Inferno - Bölüm On Altı ♂

529 11 12
                                    

Inferno – Bölüm On Altı

Elisa Jordan: Uyandım ve yalnızım. (11:42)

Alex Inferno: Bundan daha doğal bir şey göremiyorum, Jordan. (11:42)

Elisa Jordan: Haha! (11:43)

Alex Inferno: Dün gece fazla narkoz vermişler sana... (11:43)

Elisa Jordan: Nelerin gerçek olduğunu hatırlıyorum, Inferno. (11:44)

Elisa Jordan: Hadi, kabul et. Telefonunda "Küçük Cehennemim" diye kayıtlıyım değil mi? (11:44)

Alex Inferno: Çocuklar ve hayal güçleri... (11:45)

Alex Inferno: Sakın çocuk dediğim için üzerindeki sutyeni çıkarmaya çalışma, Jordan! (11:46)

Alex Inferno: Böyle salakça bir şey yapmıyorsundur umarım! (11:48)

Alex Inferno: İnatçı keçi, sırtındaki yaraları zorlama yeter. (11:50)

Elisa Jordan: Yalnızca tuvalete gittim, Inferno. Benim için bu kadar telaşlanmana gerek yok... Gözlerim yaşardı. (11:51)

Alex Inferno: Senin için telaşlanmıyorum. Göz zevkim için telaşlıyım. Son birkaç gündür olmayan göğüslerini görmekten sıkıldım. Bütün gece üstünde yattığın için daha da küçüldüklerini düşünüyorum. (11:52)

Elisa Jordan: Inferno! (11:52)

Alex Inferno: Sutyenini çıkarıp göğüslerini kanıtlamak için üstsüz bir fotoğraf atmana hayır demem, güzelim. Ama önce git ve karnını doyur. Akşam yanına geleceğim. (11:54)

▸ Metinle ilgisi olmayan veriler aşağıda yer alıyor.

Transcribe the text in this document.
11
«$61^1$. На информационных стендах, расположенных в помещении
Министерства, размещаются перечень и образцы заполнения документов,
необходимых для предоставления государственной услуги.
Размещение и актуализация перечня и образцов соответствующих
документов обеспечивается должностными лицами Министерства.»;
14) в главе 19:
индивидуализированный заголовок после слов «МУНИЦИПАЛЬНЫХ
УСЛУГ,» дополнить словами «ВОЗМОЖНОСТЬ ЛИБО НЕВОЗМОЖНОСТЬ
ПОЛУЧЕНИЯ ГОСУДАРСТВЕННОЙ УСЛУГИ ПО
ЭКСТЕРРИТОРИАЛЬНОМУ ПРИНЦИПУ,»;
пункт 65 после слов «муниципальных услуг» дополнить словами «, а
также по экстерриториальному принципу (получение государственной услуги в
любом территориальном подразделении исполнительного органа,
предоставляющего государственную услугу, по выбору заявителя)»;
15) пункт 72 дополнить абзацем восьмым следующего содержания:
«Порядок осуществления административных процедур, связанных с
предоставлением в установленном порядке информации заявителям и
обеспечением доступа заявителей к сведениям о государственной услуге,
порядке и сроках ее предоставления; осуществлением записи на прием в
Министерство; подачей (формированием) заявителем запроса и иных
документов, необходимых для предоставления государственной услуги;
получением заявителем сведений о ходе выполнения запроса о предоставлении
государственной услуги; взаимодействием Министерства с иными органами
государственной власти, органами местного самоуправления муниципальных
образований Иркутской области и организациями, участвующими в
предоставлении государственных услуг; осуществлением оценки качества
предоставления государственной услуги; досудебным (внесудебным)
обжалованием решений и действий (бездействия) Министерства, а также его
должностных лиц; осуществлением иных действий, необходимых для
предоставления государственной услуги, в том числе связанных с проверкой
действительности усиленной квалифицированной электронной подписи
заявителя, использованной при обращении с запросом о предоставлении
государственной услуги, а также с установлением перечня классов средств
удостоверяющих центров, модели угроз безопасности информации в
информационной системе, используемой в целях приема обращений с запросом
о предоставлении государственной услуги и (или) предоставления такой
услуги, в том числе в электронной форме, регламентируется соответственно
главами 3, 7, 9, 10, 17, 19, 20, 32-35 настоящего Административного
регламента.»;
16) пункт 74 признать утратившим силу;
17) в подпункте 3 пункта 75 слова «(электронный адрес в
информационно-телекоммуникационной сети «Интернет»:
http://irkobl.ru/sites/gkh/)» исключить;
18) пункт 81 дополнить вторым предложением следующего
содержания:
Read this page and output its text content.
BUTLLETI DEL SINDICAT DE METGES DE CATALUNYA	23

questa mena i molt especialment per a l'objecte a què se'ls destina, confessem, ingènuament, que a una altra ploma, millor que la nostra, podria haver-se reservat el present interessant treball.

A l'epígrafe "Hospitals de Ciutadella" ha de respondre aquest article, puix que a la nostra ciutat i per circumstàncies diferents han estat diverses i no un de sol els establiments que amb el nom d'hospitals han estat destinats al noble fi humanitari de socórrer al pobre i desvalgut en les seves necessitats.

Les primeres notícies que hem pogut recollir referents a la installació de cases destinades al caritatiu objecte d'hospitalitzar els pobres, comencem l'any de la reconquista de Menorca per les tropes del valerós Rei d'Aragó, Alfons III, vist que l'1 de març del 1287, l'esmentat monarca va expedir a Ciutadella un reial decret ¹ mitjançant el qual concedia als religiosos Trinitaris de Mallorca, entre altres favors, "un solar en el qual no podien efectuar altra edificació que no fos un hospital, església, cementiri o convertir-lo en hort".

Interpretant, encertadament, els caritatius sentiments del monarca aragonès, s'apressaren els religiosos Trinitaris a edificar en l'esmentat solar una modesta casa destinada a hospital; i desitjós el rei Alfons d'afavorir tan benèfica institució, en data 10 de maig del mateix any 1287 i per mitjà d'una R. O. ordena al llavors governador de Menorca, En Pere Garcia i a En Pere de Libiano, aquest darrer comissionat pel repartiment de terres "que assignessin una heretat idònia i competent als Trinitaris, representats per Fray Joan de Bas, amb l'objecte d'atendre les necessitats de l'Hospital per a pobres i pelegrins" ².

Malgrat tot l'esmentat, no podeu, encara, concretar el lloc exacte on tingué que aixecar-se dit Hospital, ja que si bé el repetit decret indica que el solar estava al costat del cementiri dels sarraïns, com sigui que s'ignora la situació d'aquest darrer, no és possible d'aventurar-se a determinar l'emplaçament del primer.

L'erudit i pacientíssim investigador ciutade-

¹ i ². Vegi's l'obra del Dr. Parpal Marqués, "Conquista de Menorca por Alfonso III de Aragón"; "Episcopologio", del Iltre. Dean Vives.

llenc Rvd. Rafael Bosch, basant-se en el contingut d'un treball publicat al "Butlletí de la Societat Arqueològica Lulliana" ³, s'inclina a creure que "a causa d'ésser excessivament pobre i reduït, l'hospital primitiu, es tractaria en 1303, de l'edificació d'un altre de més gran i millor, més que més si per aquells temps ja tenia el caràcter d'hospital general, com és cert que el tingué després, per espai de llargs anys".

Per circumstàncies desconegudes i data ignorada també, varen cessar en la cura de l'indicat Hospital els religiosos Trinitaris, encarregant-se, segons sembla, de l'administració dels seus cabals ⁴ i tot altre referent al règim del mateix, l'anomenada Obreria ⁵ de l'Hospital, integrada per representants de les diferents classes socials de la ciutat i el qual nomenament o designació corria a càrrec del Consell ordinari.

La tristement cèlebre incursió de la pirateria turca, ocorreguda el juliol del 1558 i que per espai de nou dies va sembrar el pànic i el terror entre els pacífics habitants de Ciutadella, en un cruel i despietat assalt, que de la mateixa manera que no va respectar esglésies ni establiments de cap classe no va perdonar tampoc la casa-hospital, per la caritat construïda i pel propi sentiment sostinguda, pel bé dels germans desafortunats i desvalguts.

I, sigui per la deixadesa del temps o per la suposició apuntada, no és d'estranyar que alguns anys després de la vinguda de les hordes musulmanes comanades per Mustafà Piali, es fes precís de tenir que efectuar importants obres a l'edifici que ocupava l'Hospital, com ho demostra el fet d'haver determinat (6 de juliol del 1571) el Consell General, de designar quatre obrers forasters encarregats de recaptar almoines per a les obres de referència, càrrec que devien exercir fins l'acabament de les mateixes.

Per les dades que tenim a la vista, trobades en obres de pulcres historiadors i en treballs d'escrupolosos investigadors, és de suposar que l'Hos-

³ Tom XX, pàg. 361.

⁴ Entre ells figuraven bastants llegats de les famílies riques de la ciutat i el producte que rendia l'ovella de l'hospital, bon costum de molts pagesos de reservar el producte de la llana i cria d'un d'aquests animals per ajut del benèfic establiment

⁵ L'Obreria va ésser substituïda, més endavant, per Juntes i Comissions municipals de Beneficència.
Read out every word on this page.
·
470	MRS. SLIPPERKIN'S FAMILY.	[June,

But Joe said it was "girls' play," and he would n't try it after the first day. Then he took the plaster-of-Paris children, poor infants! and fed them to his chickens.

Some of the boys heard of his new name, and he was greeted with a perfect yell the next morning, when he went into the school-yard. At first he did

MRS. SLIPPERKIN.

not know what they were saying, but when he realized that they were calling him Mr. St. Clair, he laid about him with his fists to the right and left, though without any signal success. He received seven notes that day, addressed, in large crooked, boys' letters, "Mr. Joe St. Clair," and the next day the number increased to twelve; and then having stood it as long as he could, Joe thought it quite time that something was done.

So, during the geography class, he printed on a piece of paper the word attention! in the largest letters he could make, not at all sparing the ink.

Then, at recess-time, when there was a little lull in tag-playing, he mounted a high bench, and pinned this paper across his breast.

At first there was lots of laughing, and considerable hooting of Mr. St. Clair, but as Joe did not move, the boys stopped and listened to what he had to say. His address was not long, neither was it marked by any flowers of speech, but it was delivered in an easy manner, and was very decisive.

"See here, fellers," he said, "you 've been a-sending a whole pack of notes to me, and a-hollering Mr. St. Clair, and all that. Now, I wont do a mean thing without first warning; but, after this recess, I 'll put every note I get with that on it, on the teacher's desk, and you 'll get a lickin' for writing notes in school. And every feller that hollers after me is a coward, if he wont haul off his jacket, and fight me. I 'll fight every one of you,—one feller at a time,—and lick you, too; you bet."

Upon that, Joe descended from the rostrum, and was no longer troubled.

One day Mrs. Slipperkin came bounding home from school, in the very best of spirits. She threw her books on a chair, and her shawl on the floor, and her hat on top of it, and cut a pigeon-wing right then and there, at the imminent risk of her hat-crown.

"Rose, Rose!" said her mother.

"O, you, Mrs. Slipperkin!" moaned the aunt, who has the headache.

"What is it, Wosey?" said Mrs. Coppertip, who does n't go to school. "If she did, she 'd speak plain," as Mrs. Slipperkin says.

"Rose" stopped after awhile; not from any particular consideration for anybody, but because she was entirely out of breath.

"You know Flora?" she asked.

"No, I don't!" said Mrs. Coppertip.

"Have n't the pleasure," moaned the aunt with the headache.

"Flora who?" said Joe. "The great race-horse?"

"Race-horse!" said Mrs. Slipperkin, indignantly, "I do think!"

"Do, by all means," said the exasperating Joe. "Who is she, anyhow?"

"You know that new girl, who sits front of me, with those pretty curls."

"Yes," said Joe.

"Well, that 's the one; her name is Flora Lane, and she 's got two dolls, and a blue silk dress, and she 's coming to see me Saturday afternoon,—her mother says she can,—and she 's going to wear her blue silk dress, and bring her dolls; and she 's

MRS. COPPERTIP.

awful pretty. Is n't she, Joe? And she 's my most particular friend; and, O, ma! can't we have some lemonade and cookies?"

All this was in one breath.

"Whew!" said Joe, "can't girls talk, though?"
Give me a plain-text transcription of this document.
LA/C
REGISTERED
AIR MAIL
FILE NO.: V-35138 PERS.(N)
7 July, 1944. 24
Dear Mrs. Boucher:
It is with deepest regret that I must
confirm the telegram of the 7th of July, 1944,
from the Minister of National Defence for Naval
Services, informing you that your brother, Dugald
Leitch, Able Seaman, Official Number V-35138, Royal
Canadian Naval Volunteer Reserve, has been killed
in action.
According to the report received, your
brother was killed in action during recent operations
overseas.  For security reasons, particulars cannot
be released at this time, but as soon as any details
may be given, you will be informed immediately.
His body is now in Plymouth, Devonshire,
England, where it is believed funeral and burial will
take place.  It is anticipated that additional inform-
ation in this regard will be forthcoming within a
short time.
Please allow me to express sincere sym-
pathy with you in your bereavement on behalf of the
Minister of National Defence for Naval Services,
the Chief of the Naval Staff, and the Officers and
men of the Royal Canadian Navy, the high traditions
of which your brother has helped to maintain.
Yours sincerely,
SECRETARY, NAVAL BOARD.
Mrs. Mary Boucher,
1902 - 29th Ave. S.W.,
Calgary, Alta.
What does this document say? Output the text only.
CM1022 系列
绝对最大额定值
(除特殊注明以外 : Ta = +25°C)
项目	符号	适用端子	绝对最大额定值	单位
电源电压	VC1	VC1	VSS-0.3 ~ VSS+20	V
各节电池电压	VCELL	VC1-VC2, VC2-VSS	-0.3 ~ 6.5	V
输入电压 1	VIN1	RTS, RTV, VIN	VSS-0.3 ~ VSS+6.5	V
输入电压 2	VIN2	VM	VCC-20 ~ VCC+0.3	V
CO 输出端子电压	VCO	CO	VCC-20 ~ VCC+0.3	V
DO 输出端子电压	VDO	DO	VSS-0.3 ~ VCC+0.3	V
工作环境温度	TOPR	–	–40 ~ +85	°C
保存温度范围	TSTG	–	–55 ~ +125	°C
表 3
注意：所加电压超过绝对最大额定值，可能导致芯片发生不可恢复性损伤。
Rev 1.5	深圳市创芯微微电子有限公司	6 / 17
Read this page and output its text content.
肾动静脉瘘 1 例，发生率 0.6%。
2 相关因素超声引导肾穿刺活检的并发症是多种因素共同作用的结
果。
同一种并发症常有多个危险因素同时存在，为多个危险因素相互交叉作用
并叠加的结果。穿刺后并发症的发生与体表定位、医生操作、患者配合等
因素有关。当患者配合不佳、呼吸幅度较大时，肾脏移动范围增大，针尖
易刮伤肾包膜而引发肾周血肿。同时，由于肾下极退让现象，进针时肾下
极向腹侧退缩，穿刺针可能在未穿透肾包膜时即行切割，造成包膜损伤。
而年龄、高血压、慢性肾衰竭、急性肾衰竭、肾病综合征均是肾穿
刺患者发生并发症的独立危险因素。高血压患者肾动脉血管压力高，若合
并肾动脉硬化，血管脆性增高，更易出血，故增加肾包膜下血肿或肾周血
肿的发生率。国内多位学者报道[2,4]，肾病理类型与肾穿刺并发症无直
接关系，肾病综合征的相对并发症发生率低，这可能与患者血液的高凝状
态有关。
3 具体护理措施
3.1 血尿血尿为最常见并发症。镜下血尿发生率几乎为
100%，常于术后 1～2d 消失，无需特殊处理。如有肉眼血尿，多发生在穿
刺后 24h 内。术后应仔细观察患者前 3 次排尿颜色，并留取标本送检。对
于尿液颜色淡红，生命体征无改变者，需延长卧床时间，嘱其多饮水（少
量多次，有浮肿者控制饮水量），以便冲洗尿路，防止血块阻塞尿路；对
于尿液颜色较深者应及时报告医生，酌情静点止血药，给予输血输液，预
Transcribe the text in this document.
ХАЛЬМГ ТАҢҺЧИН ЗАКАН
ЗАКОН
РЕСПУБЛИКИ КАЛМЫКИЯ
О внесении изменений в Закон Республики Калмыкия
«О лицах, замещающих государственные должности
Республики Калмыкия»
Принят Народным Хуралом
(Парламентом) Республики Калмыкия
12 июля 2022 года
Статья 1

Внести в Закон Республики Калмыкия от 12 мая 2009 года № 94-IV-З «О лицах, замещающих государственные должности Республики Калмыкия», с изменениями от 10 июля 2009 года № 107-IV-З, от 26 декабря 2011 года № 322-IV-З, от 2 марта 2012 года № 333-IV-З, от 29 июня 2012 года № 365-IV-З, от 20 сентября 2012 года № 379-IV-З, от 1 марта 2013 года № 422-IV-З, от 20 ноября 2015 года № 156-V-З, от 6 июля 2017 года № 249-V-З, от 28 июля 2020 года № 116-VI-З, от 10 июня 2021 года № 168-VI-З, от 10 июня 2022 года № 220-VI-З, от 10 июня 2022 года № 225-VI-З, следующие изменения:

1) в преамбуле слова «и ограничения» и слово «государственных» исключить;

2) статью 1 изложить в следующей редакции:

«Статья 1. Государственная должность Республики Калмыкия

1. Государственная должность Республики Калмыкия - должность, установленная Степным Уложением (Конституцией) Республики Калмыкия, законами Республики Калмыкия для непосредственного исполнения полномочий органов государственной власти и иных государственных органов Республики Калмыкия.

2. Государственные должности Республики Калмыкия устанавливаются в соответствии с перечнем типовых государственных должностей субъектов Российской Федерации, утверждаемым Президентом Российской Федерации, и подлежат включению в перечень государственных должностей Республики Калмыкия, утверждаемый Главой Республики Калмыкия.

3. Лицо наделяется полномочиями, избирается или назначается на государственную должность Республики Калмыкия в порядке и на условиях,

Yatağıma yüz üstü uzanmış, uzun zamandır izlemeye vakit bulamadığım dizileri izliyordum. Ve dünyanın en sıkıcı şeyi sırt üstü yatamamaktı. Kenarları sırtımdaki yaraları kestiği için sutyenimi çıkarmış, üzerimde bol bir kazakla duruyordum. Banyo yapmak istiyordum ama sırtımdaki sargılar pek müsaade etmiyordu. Sıkıntıyla derin bir nefes aldım. Odamın kapısı nazikçe birkaç kez çalındı.

"Müsaitim."

Kapım Inferno tarafından aralandığında oturduğum yerde doğrularak gülümsedim. Odamın kapısını yavaşça kapattıktan sonra kırışmış ceketini çıkarıp koltuğun kenarına bıraktı.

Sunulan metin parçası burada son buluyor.